А о том, что случилось с ней, вскоре становится известным. Чуть ли не сам Воловой хвастал, как это он… «Всё маргариточка, маргариточка, а он знает, как с этими маргариточками обращаться. И командир батальона, когда ему доложили о происшедшем, — промолчал: и он опасался Валового, понимал: с ним лучше не связываться. Помолчал, потом сказал: «Кто их знает, девчонок. Может сама… Этих поблядушек насмотрелся. С виду, конечно, чистенькая такая: нежная и санинструктор прекрасный, смелая — сбежала к нам, фронтовикам, из школы. А как докопаешься, что внутри? Я не прокурор, чтобы докапываться. Да теперь с этим, чтобы «ППЖ» заводить, будто бы даже сверху поощряется».
А Воловой ходит себе улыбаясь. Нет, от Серых не уйдешь. А ее, Тосю, уже зовут в полку не Таечка, не Таисия Константиновна, а Тоська-потоська, или уже совсем прямо — Тоська-потаскушка.

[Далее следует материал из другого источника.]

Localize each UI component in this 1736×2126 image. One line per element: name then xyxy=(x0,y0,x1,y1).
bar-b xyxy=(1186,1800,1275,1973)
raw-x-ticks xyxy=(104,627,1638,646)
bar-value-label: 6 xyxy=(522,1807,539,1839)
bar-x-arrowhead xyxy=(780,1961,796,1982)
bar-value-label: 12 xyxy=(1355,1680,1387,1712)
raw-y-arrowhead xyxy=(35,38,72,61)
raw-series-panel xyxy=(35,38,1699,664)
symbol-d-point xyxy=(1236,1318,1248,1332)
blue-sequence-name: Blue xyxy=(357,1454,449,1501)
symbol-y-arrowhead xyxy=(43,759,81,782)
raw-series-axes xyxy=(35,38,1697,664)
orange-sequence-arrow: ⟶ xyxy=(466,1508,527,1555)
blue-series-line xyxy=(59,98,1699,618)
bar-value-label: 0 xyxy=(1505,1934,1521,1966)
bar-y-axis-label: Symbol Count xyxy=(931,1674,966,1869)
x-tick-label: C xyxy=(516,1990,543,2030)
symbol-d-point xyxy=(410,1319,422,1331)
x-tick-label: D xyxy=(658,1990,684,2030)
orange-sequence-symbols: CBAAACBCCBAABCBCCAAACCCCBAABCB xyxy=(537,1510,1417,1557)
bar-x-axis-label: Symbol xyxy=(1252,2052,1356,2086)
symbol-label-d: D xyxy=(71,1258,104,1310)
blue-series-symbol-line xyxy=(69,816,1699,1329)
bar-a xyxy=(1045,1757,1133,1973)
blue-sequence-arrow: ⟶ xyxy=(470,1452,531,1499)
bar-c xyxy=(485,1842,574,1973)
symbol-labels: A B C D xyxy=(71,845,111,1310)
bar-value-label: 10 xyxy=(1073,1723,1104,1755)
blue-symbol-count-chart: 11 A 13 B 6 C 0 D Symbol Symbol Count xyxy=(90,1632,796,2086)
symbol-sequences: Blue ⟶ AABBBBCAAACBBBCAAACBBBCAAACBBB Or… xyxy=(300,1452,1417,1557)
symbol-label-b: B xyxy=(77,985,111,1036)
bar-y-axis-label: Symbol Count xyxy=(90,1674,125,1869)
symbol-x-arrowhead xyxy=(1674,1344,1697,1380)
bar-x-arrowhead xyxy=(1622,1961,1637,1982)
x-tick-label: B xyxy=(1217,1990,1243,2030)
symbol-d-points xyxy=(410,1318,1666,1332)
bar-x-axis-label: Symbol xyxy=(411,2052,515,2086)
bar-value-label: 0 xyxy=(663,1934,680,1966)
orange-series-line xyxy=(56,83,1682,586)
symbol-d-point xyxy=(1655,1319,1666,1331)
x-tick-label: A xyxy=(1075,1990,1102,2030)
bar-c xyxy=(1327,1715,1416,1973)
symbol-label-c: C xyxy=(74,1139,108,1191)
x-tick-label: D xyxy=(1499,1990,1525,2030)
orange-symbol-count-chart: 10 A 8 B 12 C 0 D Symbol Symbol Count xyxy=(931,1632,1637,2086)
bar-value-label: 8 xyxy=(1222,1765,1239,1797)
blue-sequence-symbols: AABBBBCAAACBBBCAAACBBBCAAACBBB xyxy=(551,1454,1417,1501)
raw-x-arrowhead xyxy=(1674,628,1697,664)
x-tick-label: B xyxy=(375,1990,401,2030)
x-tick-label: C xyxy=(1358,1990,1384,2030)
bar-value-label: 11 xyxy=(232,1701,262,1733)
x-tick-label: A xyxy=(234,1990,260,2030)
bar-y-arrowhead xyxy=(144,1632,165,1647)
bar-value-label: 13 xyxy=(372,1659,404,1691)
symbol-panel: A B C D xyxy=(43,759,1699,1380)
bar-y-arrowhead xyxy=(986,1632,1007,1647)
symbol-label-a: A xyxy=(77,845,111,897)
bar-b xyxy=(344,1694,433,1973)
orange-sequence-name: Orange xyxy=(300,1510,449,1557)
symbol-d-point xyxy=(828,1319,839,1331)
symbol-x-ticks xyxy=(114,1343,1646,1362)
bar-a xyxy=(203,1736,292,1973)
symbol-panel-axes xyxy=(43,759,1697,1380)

И уже известно, что она не с одним Воловым была, а после него баловала и с другими. И когда стали так говорить о ней, лицо ее огрубело — только глаза остались синие, синие, чистые, как небесная синева, немного мученические. Взгляд стал неподвижным; иной раз задумается, долго стоит на месте понурившись. Может быть, она думает о том, что не это себе представляла, когда бежала в армию. Но мужикам нужно именно это, так что ж тут поделаешь. И когда часть, где служил Бутов, попала на фронт, это словцо подлое «потаскушка» уже прилипло к ней. И хотя она десяткам спасала жизнь, была такой — бесстрашнее и не представишь, — словцо уже не отлипало. И особенно грязно о ней говорили те, кому она отказывала, потому что многим она все же умела давать отпор. А кого «успокоить» — это стало у нее такое словцо, — она выбирала не по красоте, и уж, конечно, не по званию, выгоде, а только из жалости.
И однажды, еще в Глухове, Бутов позвал ее, чтобы зашла, когда будет свободна. А она, дурочка, поняла не так, и ответила:
— Нет, с вами, товарищ старший лейтенант, я никак не могу. — Смотрит, а из глаз льются слезы. — С вами, если выживем… Тогда до гроба жизни — только свистните: «Тоська, ко мне»; и в замужество меня не позовете — все одно.
А он сказал ей с обидой — неправильно ты меня поняла, Таисия Константиновна. А после спросил:
— Зачем ты себя так ведешь?
— Да им же нужно — солдатикам, — ответила она. — Нам скоро в бой, помрет, и девочки не поцелует. И если уж тот гад, так чего другим отказывать? У них же смерть за плечами, а не вещмешок, тут греха нет.
— Так ведь и у тебя смерть за плечами. Ты же и будешь вытаскивать нас из-под огня, и перевязывать, пока сама не попадешь под пулю, мину, снаряд, бомбу.
А она улыбнулась сквозь слезы и только махнула рукой: себя, мол, мне не жалко. Разве я живая после той ночи? Вот если с вами расстанусь — это жалко. Что стихов никогда не услышу.